Mas meteste-te nalguma seita daquelas esquisitas que condenam Não! Nada disso! Modifiquei-me com a idade. Em pouco tempo transformei-me. Fui ficando assim. Sem tesão! Porra, também só falas nisso! Só pensas nisso! Conheço um casal que funciona assim: Quando um vai a qualquer sítio o outro também tem de ir. Quando um está doente o outro adoece por simpatia. Nenhum deles faz nada sem o outro. É um casal meu amigo, da nossa idade. Não têm filhos. Namoraram-se desde muito novos, amaram-se e amam-se tanto que se tornaram tão dependentes um do outro, que é uma coisa sem explicação! Quando falam um com o outro falam como se fossem crianças ingénuas, fazendo mesmo uma vozinha infantil e aparvalhada.
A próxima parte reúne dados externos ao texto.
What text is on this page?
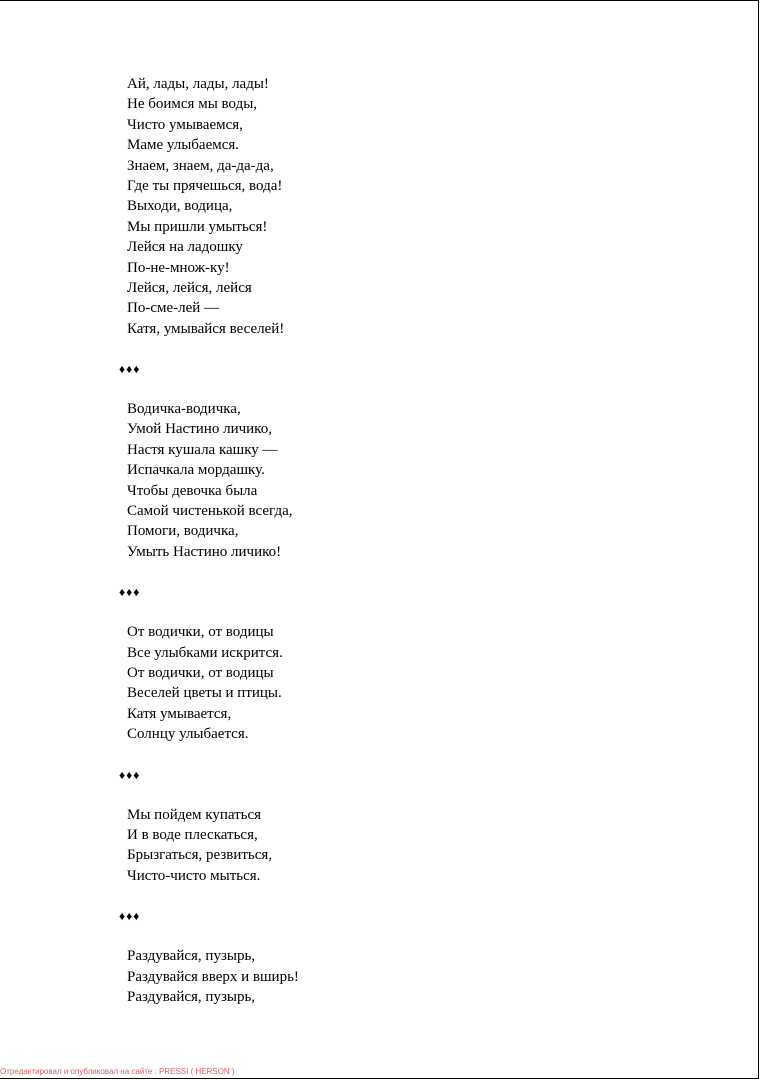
Ай, лады, лады, лады!
Не боимся мы воды,
Чисто умываемся,
Маме улыбаемся.
Знаем, знаем, да-да-да,
Где ты прячешься, вода!
Выходи, водица,
Мы пришли умыться!
Лейся на ладошку
По-не-множ-ку!
Лейся, лейся, лейся
По-сме-лей —
Катя, умывайся веселей!
♦♦♦
Водичка-водичка,
Умой Настино личико,
Настя кушала кашку —
Испачкала мордашку.
Чтобы девочка была
Самой чистенькой всегда,
Помоги, водичка,
Умыть Настино личико!
♦♦♦
От водички, от водицы
Все улыбками искрится.
От водички, от водицы
Веселей цветы и птицы.
Катя умывается,
Солнцу улыбается.
♦♦♦
Мы пойдем купаться
И в воде плескаться,
Брызгаться, резвиться,
Чисто-чисто мыться.
♦♦♦
Раздувайся, пузырь,
Раздувайся вверх и вширь!
Раздувайся, пузырь,
Отредактировал и опубликовал на сайте : PRESSI ( HERSON )
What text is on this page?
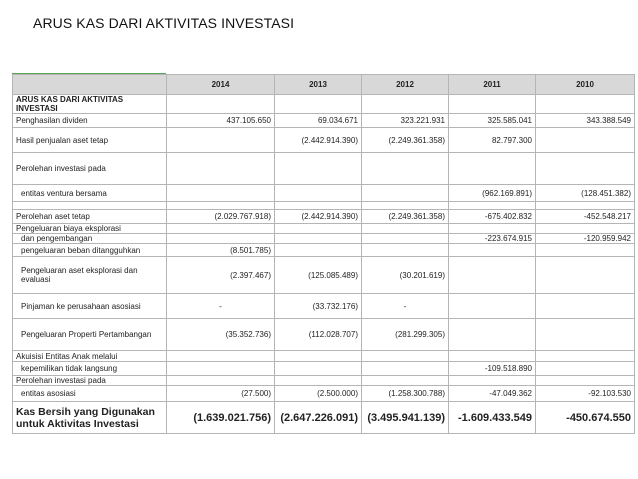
ARUS KAS DARI AKTIVITAS INVESTASI
	2014	2013	2012	2011	2010
ARUS KAS DARI AKTIVITAS INVESTASI					
Penghasilan dividen	437.105.650	69.034.671	323.221.931	325.585.041	343.388.549
Hasil penjualan aset tetap		(2.442.914.390)	(2.249.361.358)	82.797.300	
Perolehan investasi pada					
entitas ventura bersama				(962.169.891)	(128.451.382)

Perolehan aset tetap	(2.029.767.918)	(2.442.914.390)	(2.249.361.358)	-675.402.832	-452.548.217
Pengeluaran biaya eksplorasi					
dan pengembangan				-223.674.915	-120.959.942
pengeluaran beban ditangguhkan	(8.501.785)				
Pengeluaran aset eksplorasi dan evaluasi	(2.397.467)	(125.085.489)	(30.201.619)		
Pinjaman ke perusahaan asosiasi	-	(33.732.176)	-		
Pengeluaran Properti Pertambangan	(35.352.736)	(112.028.707)	(281.299.305)		
Akuisisi Entitas Anak melalui					
kepemilikan tidak langsung				-109.518.890	
Perolehan investasi pada					
entitas asosiasi	(27.500)	(2.500.000)	(1.258.300.788)	-47.049.362	-92.103.530
Kas Bersih yang Digunakan untuk Aktivitas Investasi	(1.639.021.756)	(2.647.226.091)	(3.495.941.139)	-1.609.433.549	-450.674.550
Sente-se vergonha quando se está ao pé deles! Se um descasca uma batata, o outro arruma logo as cascas. Se um se magoa o outro vai logo dar beijinhos no dóidói. Que exagero! São mesmo assim! Nenhum deles sai sem o outro a lado algum: às compras, ao cinema, a casa de amigos. E sabem porque é que não têm filhos? Porquê? Porque não querem ter que dividir aquele amor por três. Isso é uma anedota! Não, não! Verdade, verdade! Estão sempre doentes um pelo outro. Libertem-se! Abram os braços, respirem fundo e olhem à volta! Já sei! Deste em poeta! Não. Não dei em poeta nem estou impotente! Normalmente os poetas são esses que amam muito, muito, muito. Que em tudo vêem felicidade, amor, coisas bonitas. Oh, que bom é fazer isto! Oh, que bom é fazer aquilo! Que sensível que eu sou! Oh, que bom é estar aqui, a respirar este ar! Oh, que bom é Pinocar. Que bom é ter amor, tanto amorzinho para dar e receber. Ai que feliz que eu sou, que bonita que tu és, que bonitas são as flores, o azul do céu e o
verde do mar! E as estrelas?! Oh que belas que são! E, sei lá! O raio que os parta! Mas também há os poetas das desgraças. Oh, que miséria tão grande! Oh, que infelicidade! Ai, a minha amada que me traiu! E agora vou matar-me! E matá-la a ela! Logo a seguir. E depois ainda o mato a ele! Mas antes ainda escrevo um livro para que todos saibam da minha desgraça. Para que todos saibam porque é que não posso continuar a viver assim! Para que o meu desconsolo ecoe até aos confins dos tempos! Para que todos saibam que eu fui a mais triste e desgraçada criatura que alguma vez se arrastou pela superfície da Terra! Ou de qualquer outro planeta! Conhecido ou por conhecer! Eu, quando leio poesia, daquela mais intelectual, mais séria, ponho-me a fazer brincadeiras do género: ler de trás para a frente; ler as palavras de duas em duas, ou de três em três; ler verso sim, verso não. E acontece uma coisa curiosa. A maior parte das vezes faz mais sentido do que quando lida por inteiro. Acho que vou passar a fazer o mesmo com alguns livros que para lá tenho, de quando era adolescente. Boa ideia! Eu bem me esforçava por compreendê-los. Às vezes empreendia que os compreendia para me sentir um pouco mais satisfeito. Mas o segredo, se calhar, está escondido nalgum código de leitura desse género. Essa poesia será, então, uma arte para detectives. Quem a escreve só pode ter uma confusão tal na cabeça para que o fraseado lhe saia de forma tão perturbada. Quem sabe realmente do que fala, quem é especialmente sensível, refere-se às coisas com palavras simples. Clareza nas palavras, clareza na mente. Um amigo meu diz que a poesia é a arte dos fracos. A poesia não é toda assim! Claro que não! Nós é que somos uns más-línguas!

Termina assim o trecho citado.